Bild: Mahnwache für die ermordete Sarah Everard
Der am Dienstag veröffentlichte 363-seitige Untersuchungsbericht über die
Arbeitskultur der Londoner Metropolitan Police (Met) könnte in seinen
Schlüssen schlimmer nicht sein: Die Met sei [1][institutionell rassistisch,
frauenfeindlich und homophob], aber auch diskriminierend gegen Menschen mit
Behinderungen, schreibt Baronin Louise Casey, die über die Untersuchung
waltete. Doreen Lawrence, die Mutter eines schwarzen Teenagers, der 1993
von Rassisten erstochen wurde, woraufhin die Polizei mit rassistischer
Einstellung ermittelte, gab zu Protokoll, dass das Ergebnis sie nicht
überrasche. Die Metropolitan Police sei bis in ihren Kern verrottet.

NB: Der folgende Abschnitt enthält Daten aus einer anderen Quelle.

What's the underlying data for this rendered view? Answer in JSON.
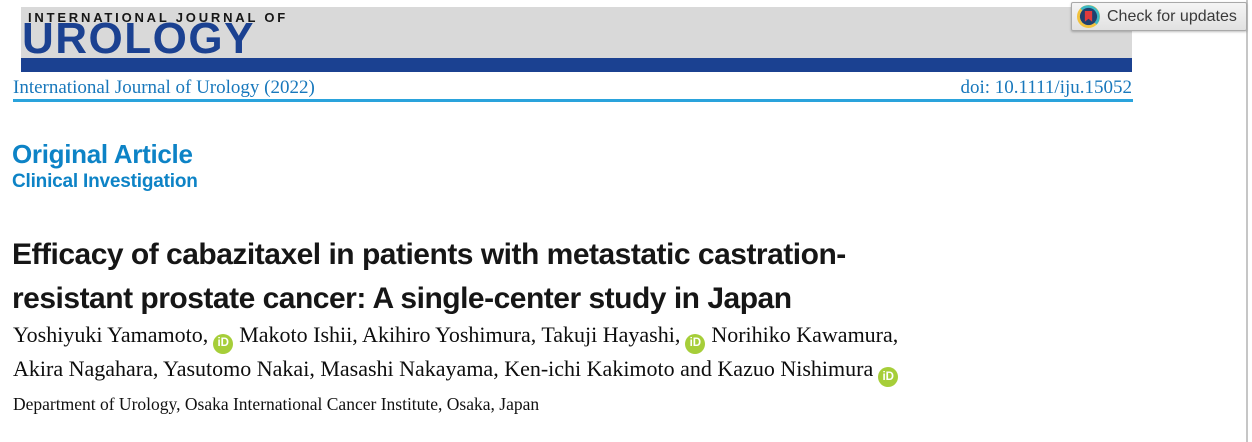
{
  "masthead": {
    "kicker": "INTERNATIONAL JOURNAL OF",
    "wordmark": "UROLOGY"
  },
  "meta": {
    "citation": "International Journal of Urology (2022)",
    "doi": "doi: 10.1111/iju.15052"
  },
  "crossmark_badge": {
    "label": "Check for updates"
  },
  "article": {
    "section_label": "Original Article",
    "subsection_label": "Clinical Investigation",
    "title_lines": [
      "Efficacy of cabazitaxel in patients with metastatic castration-",
      "resistant prostate cancer: A single-center study in Japan"
    ],
    "author_lines": [
      [
        {
          "text": "Yoshiyuki Yamamoto,",
          "orcid_after": true
        },
        {
          "text": "Makoto Ishii, Akihiro Yoshimura, Takuji Hayashi,",
          "orcid_after": true
        },
        {
          "text": "Norihiko Kawamura,",
          "orcid_after": false
        }
      ],
      [
        {
          "text": "Akira Nagahara, Yasutomo Nakai, Masashi Nakayama, Ken-ichi Kakimoto and Kazuo Nishimura",
          "orcid_after": true
        }
      ]
    ],
    "orcid_icon_label": "iD",
    "affiliation": "Department of Urology, Osaka International Cancer Institute, Osaka, Japan"
  },
  "colors": {
    "masthead_band_gray": "#D9D9D9",
    "masthead_navy": "#1B4191",
    "link_blue": "#1878BC",
    "rule_light_blue": "#2AA3DC",
    "section_blue": "#0D83C6",
    "title_black": "#161616",
    "orcid_green": "#A6CE39",
    "crossmark_red": "#E03A3C",
    "crossmark_yellow": "#F2C23E",
    "crossmark_teal": "#3DB8C5",
    "crossmark_navy": "#20406E"
  }
}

Es war die inzwischen zurückgetretene Polizeikommissarin der Met, Cressida
Dick, welche die Untersuchung nach dem öffentlichen Entsetzen über die
Entführung, Vergewaltigung und [2][dem Mord an Sarah Everard] eingeleitet
hatte. Der Katalog der Vorfälle, welche die Untersuchung prüfte, umfasst
das Nichtsicherstellen eines Mörders aufgrund homophober Vorurteile,
institutionelle Korruption, das Verteilen von Fotos von Mordopfern und das
Teilen von diskriminierenden, frauenfeindlichen, rassistischen und
homophoben Meldungen in den sozialen Medien, Kinder- und mädchenfeindliche
Handhabung durch Polizist:innen und den Fall des Polizisten David
Carrick, der über 17 Jahre hinweg mindestens zwölf weibliche Opfer
vergewaltigt hatte.
## Durchgehend diskriminierend
Andere Stellen berichten über die überproportionale Brutalität beim Umgang
mit [3][schwarzen Bürger:innen]: Sie werden viel häufiger festgehalten,
durchsucht und getasert als andere. Auch in Handschellen werden sie öfter
gelegt. Gleichzeitig schützt die Met schwarze Londoner:innen weniger
als den Durchschnitt.
Wer innerhalb der Met nicht weiß, männlich und britisch war, konnte mit 81
Prozent höherer Wahrscheinlichkeit Opfer von Disziplinarverfahren werden.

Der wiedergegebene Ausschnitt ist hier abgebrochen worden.